Голос его дрожит, а сам мистер Хамилтон неспешно поднимается с дивана и идёт ко мне неуверенной, шатающейся походкой. Он ведёт меня по длинным коридорам, проводит в новую темноту… ноги спотыкаются о жесткий, пружинистый предмет на полу, который Хамилтон так гордо называет «матрац».

***

Она не спала, а всё думала о тех людях, которые когда-то должны были заполнять её личную пустоту. О знакомых лицах и образах, сливающихся воедино.

О том, как то, что она может совсем скоро узнать, отразится на дальнейших действиях, ведь если слова о разрушенном доме и погибшей семье – правда, то идти девушке действительно некуда.

Мысли путались в единый клубок. Девушка вновь терялась на просторах своей души, безымянная, ставшая служанкой случайного прохожего, что называет себя сумасшедшим и любит говорит с тишиной, закрывать глаза, скрывать боль в лживо-ледяных острых фразочках и задерживать дыхание. Будто стреляет каждый день во внутреннюю мишень.

Видимо, его личная авария стала тяжёлой, пусть даже и без потери памяти, тех радужных воспоминаний, которые наполняли жизнь, но остались безвозвратно утерянными.

Считай лучики в твоей новой жизни. Вставай рано поутру, и может быть, тебя поразят непредвиденные открытия. А сейчас закрывай глаза и знай, что воспоминания будут. Будут обязательно. Словно вечерний свет, только ярче. Гораздо, гораздо ярче.

***

Мне снилось шоссе. Моросит противный мелкий дождик. Тонкий силуэт девушки стоит и дрожит от холода. Небывалого холода. Крик. Громкий, уносящийся ввысь. Она стоит и проклинает себя за что-то, совершенное в невыносимой жизни. У неё снежные косы, хрупкие руки и порванное жемчужное ожерелье – по скользкой дороге разлетаются бусины.

Она смотрит сквозь пролетающие мимо машины.

Ей больно, хочется закрыть лицо руками и кричать. Болезнь истерзала до такой степени, что хочется сделать шаг в пустоту. Она шепчет про себя лишь одно слово: «Убийцы», а моё сердце сковывает безумный страх. Что-то натворили. До ужаса плохое, до дрожи.

И только мой крик один «Не делай этого!» заставляет её обернуться. Только один крик…

- Мадикен, не подходи ко мне! – Мадикен. Неужели это… моё имя?

- Селин, я умру сама, если ты бросишься под машину! Не делай…не надо, умоляю! – а машина настигает, прорезая воздух. Только одна секунда, чтобы успеть. Головокружительный полёт. Два тела летят на обочину. Девушка напугана, но спасена… спасена… но не благодарность отражается на её лице вовсе, а яростный гнев.

- Ещё одна убийца… - говорит она сквозь зубы и кидается на меня с горестными криками: - Зачем?! Что ты преследовала, Мадикен?! Всё равно уже меня одолело великое слепое одиночество!

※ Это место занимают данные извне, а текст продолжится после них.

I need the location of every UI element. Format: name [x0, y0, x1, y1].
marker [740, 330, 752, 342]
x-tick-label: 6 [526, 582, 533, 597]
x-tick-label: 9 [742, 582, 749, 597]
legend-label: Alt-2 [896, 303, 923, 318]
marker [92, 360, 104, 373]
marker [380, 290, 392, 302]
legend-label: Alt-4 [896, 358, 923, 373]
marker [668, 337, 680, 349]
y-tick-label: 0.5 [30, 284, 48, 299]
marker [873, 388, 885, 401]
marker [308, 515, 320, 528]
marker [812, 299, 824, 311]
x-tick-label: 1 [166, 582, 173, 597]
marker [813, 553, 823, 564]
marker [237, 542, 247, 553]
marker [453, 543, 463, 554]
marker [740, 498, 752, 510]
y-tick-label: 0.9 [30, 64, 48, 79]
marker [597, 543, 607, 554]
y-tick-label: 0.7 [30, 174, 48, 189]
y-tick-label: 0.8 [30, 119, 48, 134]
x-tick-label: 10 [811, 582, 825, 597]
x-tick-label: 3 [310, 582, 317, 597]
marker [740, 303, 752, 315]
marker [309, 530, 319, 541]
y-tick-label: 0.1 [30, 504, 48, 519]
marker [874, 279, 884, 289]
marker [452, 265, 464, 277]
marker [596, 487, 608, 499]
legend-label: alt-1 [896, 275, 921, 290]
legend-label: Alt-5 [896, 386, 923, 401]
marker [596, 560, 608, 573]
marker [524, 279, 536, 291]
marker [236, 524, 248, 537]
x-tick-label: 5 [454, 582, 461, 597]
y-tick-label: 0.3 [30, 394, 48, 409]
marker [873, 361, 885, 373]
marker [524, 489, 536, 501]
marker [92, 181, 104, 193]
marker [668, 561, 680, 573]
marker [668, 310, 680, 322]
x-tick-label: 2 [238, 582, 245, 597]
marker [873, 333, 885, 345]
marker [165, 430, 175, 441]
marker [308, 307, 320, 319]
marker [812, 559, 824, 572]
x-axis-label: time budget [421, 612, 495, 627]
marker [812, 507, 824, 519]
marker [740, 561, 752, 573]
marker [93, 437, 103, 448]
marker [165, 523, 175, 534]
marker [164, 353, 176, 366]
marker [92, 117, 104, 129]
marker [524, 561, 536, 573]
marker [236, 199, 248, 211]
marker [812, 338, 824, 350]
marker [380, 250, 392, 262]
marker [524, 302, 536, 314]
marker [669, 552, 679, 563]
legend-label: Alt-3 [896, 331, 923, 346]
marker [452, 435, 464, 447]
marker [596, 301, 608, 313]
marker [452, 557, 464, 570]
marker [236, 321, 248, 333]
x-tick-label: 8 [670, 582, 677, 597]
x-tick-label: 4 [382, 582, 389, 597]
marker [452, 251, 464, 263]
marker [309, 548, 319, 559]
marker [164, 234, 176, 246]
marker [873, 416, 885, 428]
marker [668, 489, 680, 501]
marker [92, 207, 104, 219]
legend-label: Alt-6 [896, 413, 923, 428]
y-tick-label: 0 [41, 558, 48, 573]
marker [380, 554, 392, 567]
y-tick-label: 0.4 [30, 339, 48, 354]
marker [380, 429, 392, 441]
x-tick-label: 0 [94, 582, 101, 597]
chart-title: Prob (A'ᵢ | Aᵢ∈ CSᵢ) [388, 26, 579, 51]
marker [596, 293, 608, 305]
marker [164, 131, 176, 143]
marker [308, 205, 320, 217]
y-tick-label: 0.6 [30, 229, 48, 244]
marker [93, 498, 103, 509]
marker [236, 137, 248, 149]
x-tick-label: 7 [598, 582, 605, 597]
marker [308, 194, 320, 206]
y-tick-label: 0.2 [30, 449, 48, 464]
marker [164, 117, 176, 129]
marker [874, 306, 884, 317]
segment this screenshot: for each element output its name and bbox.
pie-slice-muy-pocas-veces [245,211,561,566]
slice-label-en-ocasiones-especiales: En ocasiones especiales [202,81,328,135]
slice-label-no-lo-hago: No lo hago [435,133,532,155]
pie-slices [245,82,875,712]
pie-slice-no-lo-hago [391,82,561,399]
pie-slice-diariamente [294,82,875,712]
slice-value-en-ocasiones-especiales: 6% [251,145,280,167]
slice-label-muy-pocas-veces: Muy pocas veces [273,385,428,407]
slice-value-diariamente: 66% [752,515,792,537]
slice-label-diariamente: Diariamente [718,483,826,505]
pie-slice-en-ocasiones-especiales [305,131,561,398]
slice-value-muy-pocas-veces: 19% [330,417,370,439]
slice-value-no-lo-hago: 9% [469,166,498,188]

Я просыпаюсь в холодном поту.

***

Он проснулся задолго до завтрака. Осмотрел брезгливым взглядом тёмную комнату.

- Утро моё начинается с темноты… - произнёс Оуэн Хамилтон. – А мне так кажется иногда, что мне здесь не место.

Гостья тихо посапывала на старом матраце в холодной спальне с оголёнными стенами. Селин терпеть не могла обоев. Она любила всё чистое, белое. Даже стены с трещинами.

Русые волосы разметались, за неимением одеяла незнакомка съёжилась, будто маленький комочек. Нежные маленькие ножки тридцать седьмого размера утопали в мужских тапочках. Обувь Селин пока отдать не хватает сил.

Спокойное дыхание. Без кашля, без хрипа. Непривычно слышать. Обычно он спал на этом матраце, обычно с кровати доносился сильный, противный, сухой кашель, разрывающий горло любимой.

А сейчас так странно, так спокойно. И…ненавистно.
И, дрожа от этой непонятной ненависти, будто в бреду, каждый день шагал мистер Хамилтон, сжимая в тиски себя и пожирая изнутри.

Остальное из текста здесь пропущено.